Harrie Uvietobor Bazunu
Lecturer I
Fine and applied Arts
Delta State University, Abraka

African Humanities Program Postdoctoral Fellowships 2013
Lecturer I
Fine and applied Arts
Delta State University, Abraka
Igun N’ Ugboha (Ugboha Blacksmiths): The Unsung Benin Empire Builders

Benin is famous for bronzes, ivories, wood, leather and pre-colonial military conquests, through the Igun n’ Ugboha (Ugboha blacksmiths) which provided the materials for artisans, agriculture, military and domestic living. These blacksmiths and their works, scarcely mentioned in the literature on Benin art, appear to have ‘faded away’ like their corrosive iron products. They forged, cutlasses, hoes; Umozo and Agbada (sword and dagger), spear-heads and arrows; domestic items, religious/ritual paraphernalia among others. Apart from oral tradition and few surviving artifacts, it appears not much scholarly attention has been accorded these silent pathfinders and nation builders’ art/security roles in history.

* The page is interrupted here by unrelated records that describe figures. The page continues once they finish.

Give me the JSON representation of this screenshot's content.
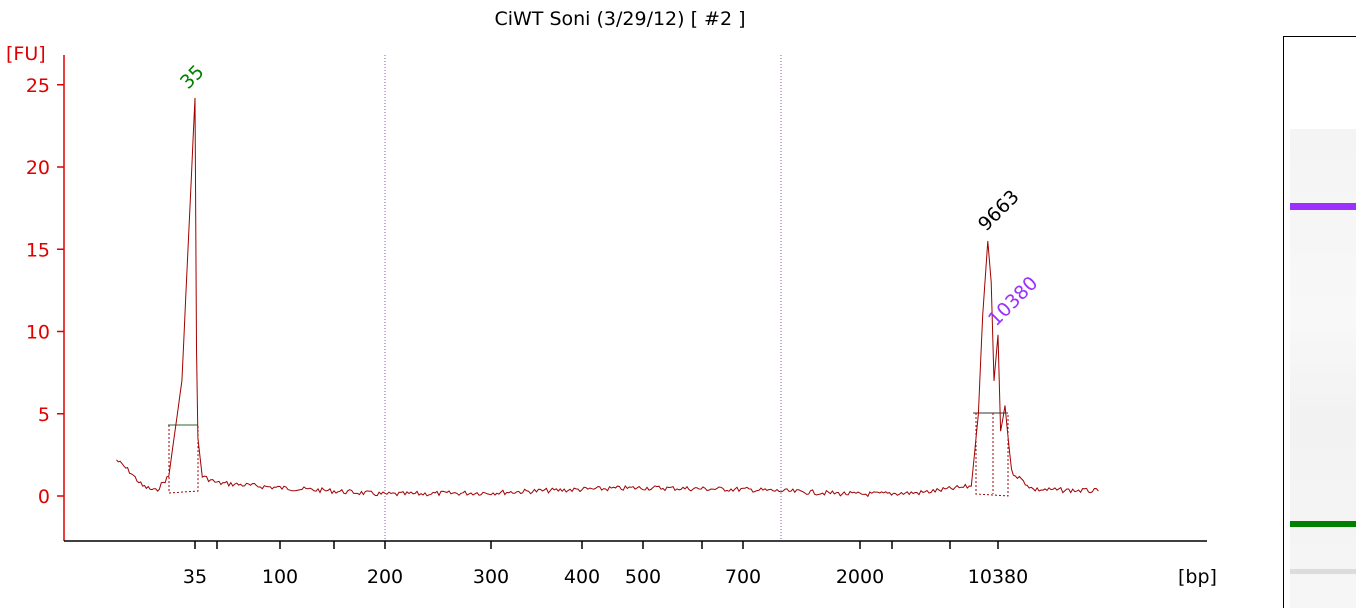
{
  "chart_data": {
    "type": "line",
    "title": "CiWT Soni (3/29/12)  [ #2 ]",
    "ylabel": "[FU]",
    "xlabel": "[bp]",
    "ylim": [
      -2.6,
      26
    ],
    "yticks": [
      0,
      5,
      10,
      15,
      20,
      25
    ],
    "xticks": [
      "35",
      "100",
      "200",
      "300",
      "400",
      "500",
      "700",
      "2000",
      "10380"
    ],
    "grid": false,
    "series": [
      {
        "color": "#a00000",
        "x_scale": "bp (nonlinear, ladder-calibrated)",
        "points": [
          [
            29,
            2.2
          ],
          [
            30,
            1.5
          ],
          [
            31,
            0.6
          ],
          [
            32,
            0.3
          ],
          [
            33,
            1.2
          ],
          [
            34,
            7
          ],
          [
            35,
            24.2
          ],
          [
            36,
            9
          ],
          [
            37,
            3.5
          ],
          [
            40,
            1.2
          ],
          [
            50,
            0.8
          ],
          [
            100,
            0.5
          ],
          [
            150,
            0.3
          ],
          [
            200,
            0.1
          ],
          [
            300,
            0.2
          ],
          [
            400,
            0.4
          ],
          [
            500,
            0.5
          ],
          [
            700,
            0.4
          ],
          [
            1000,
            0.3
          ],
          [
            2000,
            0.1
          ],
          [
            5000,
            0.2
          ],
          [
            8500,
            0.6
          ],
          [
            9000,
            5
          ],
          [
            9300,
            11
          ],
          [
            9663,
            15.5
          ],
          [
            9900,
            13
          ],
          [
            10100,
            7
          ],
          [
            10380,
            9.8
          ],
          [
            10500,
            4
          ],
          [
            10700,
            5.5
          ],
          [
            11000,
            1.5
          ],
          [
            12000,
            0.4
          ],
          [
            15000,
            0.3
          ]
        ]
      }
    ],
    "peaks": [
      {
        "label": "35",
        "bp": 35,
        "fu": 24.2,
        "color": "#008000"
      },
      {
        "label": "9663",
        "bp": 9663,
        "fu": 15.5,
        "color": "#000000"
      },
      {
        "label": "10380",
        "bp": 10380,
        "fu": 9.8,
        "color": "#9b30ff"
      }
    ]
  },
  "gel": {
    "bands": [
      {
        "name": "upper-marker-band",
        "color": "#9b30ff"
      },
      {
        "name": "lower-marker-band",
        "color": "#008000"
      }
    ]
  }
}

How was the blacksmithing tradition maintained? What source were their raw-materials? What tools/equipments were involved? What were their products? What is the state of blacksmithing in the Kingdom today? Using available literature, in-depth interviews, against current blacksmithing practices, this project investigates Ugboha blacksmiths’ role in the building of Benin Empire.

African Humanities Program Dissertation Fellowships 2010
Doctoral Candidate
Fine & Applied Arts
Delta State University, Abraka
Semiotic Elements in Selected Artworks on the Niger Delta

Artworks using Niger Delta theme(s) are visually and symbolically expressive of the prevailing conditions in this region of Nigeria, south of the Sahara. Berns holds that Delta arts are astonishing in their aesthetic and symbolic assertiveness. This symbolic assertiveness points semiotically towards a direction (or many directions). In light of the contemporainety of artworks on the Niger Delta, in what directions do these pieces, as signs and symbols, point? What do they mean? Within the context of their creation, how do these signifiers relate to their signifieds? Adopting an object-centered method of art historical study, this work classifies and analyzes selected works of visual art based on their text-context relationship, drawing attention to their semiotic elements to foreground the directions to which the visuals point and the meanings thereof.